With respect to literary representations, I also feel that contemporary renditions of traditional Asian forms are particularly guilty of representing Nature in this “pristine,” fetishized, Orientalized manner which (in tandem with the appropriation of a traditional Asian form by a non-Asian practitioner), leads to a sense of double Orientalizing (both formal and thematic): “museum culture” nostalgia for a pre-Westernized Asia, etc. This is ridiculous given what a technologically-driven and technologically-savvy group of countries comprise contemporary Asia.
Non-Asian practitioners of haiku, tanka, senryu, et al. are not automatically offensively Orientalist for their appropriation of the forms, per se (although the question of (mis)appropriation here is definitely worth discussing), but rather for their performance of the form in such a way that reifies and expresses a nostalgia for Orientalist stereotypes—particularly through relying on static imagery of/for a Nature-that-is-no-more (pure, pristine, etc.) in a linguistic style that is likewise static/dated in terms of contemporary poetry and poetics. (As another subset is (mis)appropriation, perhaps we might consider Western/non-Asian “haiku” (and other) societies that similarly defend the “purity” and “tradition” of the form—even as it has already been Westernized through translation and non-calligraphic practices.)
#stringofbeads plays in this fluid, hybrid spectrum between Nature and Technology, matriarchy and patriarchy, occidental and “Oriental,” paying homage to that which is lost, destroyed, and made extinct through elegiac intrusions of #kazenodenwa (“wind phone”) poems.

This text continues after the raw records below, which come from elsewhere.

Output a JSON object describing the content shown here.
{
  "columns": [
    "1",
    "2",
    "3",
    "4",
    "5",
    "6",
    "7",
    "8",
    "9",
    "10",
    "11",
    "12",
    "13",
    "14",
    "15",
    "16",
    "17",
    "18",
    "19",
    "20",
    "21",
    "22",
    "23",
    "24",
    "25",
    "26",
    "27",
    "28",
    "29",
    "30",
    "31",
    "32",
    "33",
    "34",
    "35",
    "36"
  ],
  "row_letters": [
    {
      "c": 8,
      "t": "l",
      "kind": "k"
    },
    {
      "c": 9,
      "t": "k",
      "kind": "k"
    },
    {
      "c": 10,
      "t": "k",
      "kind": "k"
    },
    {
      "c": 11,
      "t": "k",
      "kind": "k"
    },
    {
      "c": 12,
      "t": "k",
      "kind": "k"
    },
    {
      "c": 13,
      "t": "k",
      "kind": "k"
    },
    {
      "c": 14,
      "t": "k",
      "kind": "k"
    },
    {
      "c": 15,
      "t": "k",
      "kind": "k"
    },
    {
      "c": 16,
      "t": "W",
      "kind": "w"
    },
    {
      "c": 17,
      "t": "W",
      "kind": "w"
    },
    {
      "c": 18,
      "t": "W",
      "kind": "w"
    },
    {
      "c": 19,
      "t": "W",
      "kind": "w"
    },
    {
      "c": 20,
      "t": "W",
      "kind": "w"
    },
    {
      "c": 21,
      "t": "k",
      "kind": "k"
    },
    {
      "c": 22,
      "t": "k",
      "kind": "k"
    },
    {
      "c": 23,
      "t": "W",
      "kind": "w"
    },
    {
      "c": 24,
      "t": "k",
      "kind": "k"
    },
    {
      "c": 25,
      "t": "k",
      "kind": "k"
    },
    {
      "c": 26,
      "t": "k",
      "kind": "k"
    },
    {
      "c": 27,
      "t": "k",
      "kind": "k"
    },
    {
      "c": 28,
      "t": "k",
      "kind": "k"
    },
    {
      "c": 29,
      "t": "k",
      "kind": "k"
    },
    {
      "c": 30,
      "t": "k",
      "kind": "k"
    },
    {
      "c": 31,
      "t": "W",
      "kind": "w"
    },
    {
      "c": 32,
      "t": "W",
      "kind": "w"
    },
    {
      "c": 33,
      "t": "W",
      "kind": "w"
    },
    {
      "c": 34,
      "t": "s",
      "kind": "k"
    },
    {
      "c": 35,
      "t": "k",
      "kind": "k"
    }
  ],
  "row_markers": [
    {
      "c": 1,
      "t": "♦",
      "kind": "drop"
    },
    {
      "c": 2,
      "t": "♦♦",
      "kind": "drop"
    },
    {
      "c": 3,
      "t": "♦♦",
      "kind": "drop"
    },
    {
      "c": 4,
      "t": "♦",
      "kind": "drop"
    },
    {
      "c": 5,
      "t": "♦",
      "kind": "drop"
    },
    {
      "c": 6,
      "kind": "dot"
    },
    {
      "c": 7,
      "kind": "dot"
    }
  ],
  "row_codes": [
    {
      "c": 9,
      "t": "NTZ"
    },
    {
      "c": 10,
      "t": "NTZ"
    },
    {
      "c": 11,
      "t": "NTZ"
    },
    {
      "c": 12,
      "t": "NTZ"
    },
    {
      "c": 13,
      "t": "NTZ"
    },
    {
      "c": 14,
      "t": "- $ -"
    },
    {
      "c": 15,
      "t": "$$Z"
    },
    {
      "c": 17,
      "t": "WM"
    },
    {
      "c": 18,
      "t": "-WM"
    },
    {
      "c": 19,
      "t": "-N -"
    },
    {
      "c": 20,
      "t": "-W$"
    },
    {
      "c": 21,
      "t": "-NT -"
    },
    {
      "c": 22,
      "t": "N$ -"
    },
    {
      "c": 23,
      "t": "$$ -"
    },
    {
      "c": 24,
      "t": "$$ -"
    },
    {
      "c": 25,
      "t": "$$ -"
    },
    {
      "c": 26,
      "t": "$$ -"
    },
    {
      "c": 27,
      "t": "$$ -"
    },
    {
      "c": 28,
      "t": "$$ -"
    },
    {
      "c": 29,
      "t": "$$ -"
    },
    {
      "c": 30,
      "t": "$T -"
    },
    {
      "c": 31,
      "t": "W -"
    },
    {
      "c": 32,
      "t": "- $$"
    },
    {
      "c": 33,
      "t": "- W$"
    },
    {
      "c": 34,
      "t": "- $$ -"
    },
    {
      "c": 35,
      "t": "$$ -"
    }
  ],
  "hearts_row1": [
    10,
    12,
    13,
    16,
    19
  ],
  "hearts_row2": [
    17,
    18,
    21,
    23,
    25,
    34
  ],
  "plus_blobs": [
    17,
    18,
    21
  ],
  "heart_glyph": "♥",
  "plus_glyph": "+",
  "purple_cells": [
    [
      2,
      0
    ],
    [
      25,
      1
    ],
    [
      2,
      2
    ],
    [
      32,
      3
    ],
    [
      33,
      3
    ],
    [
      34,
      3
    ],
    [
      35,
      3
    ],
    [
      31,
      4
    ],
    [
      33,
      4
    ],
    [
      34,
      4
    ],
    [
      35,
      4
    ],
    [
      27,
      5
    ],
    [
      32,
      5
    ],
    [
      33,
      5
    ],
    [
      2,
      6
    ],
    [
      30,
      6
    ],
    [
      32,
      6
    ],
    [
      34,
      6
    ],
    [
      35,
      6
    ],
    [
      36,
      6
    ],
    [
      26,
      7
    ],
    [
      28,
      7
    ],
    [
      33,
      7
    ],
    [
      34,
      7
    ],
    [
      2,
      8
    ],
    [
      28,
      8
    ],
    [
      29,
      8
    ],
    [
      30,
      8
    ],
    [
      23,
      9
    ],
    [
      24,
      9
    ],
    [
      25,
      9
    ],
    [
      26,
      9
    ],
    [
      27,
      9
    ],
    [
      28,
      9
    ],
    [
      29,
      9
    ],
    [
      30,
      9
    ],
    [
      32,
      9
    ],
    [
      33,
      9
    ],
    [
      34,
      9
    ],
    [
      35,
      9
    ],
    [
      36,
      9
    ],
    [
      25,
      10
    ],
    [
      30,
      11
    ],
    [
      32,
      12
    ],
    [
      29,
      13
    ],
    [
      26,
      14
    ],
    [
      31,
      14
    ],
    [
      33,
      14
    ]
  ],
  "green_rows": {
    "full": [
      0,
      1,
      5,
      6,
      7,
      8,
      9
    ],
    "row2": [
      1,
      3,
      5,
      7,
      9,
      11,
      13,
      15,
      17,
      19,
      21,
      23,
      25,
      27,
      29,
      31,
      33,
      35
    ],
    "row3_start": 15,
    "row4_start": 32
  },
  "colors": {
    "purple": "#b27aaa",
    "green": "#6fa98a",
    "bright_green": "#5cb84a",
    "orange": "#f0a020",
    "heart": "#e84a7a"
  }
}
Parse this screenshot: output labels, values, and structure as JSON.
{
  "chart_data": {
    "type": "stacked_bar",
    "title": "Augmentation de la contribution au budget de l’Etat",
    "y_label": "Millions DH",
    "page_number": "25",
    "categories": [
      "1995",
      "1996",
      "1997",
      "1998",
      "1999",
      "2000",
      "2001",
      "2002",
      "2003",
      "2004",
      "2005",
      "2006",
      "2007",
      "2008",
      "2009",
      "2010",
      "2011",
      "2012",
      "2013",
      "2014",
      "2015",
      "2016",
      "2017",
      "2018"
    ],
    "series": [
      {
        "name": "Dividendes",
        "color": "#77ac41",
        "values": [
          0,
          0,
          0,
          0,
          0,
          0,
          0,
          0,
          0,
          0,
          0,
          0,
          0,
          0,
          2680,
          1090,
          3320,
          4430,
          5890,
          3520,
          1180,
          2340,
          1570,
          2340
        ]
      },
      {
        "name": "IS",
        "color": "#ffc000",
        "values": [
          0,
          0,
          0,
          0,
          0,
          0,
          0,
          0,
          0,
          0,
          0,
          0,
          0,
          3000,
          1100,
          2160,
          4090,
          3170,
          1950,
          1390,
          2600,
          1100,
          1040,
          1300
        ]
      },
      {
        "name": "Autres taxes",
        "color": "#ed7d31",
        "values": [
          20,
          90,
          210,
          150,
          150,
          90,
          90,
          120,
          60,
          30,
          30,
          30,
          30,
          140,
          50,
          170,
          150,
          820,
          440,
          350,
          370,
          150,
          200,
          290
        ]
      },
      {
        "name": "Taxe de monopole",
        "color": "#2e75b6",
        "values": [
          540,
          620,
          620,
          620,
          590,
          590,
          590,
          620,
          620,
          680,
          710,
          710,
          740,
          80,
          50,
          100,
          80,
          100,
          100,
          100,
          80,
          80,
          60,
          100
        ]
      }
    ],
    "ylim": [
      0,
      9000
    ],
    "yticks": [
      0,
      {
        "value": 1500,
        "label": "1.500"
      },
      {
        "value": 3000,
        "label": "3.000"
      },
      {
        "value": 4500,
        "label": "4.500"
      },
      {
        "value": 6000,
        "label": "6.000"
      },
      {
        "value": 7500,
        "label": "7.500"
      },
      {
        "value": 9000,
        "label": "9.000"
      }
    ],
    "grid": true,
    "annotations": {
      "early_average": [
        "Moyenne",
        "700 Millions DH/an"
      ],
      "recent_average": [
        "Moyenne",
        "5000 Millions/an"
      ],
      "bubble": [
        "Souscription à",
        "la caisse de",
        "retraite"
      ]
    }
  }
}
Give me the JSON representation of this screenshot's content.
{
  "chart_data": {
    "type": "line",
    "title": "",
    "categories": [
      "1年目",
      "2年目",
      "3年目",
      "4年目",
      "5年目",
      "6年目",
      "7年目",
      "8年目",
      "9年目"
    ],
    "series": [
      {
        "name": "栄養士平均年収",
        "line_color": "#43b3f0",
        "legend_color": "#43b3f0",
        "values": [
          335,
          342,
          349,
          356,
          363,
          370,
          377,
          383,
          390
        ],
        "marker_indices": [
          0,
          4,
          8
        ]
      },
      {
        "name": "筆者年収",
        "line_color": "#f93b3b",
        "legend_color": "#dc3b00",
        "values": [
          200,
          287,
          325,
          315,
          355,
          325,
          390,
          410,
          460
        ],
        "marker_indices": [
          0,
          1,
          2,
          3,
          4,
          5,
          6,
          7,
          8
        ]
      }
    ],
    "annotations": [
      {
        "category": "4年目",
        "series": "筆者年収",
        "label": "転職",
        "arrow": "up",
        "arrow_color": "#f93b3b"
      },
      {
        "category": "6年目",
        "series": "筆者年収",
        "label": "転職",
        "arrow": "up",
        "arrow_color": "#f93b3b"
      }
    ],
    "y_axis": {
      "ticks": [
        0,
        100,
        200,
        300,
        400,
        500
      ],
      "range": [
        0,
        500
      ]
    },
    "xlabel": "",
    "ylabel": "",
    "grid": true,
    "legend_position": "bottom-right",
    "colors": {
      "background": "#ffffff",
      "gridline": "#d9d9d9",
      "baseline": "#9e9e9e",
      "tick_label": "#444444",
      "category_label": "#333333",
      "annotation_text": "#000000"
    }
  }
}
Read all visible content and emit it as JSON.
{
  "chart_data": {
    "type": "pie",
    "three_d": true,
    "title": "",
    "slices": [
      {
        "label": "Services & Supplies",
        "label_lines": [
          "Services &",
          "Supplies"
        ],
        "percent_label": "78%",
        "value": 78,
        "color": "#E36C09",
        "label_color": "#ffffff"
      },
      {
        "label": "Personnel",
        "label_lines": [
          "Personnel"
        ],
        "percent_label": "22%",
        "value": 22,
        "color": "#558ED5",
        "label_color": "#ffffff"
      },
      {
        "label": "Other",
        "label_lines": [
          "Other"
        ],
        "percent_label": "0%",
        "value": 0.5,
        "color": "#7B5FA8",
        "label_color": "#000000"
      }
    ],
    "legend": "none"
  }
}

Lee Ann Roripaugh is the author of four volumes of poetry: Dandarians (Milkweed Editions, 2014), On the Cusp of a Dangerous Year (Southern Illinois University Press, 2009), Year of the Snake (Southern Illinois University Press, 2004), and Beyond Heart Mountain (Penguin, 1999). A fifth volume, tsunami vs. the fukushima 50, is forthcoming from Milkweed in 2018. She was named winner of the Association of Asian American Studies Book Award in Poetry/Prose for 2004, and a 1998 winner of the National Poetry Series. The current South Dakota State Poet Laureate, Roripaugh is a professor of English at the University of South Dakota, where she serves as Director of Creative Writing and Editor-in-Chief of South Dakota Review.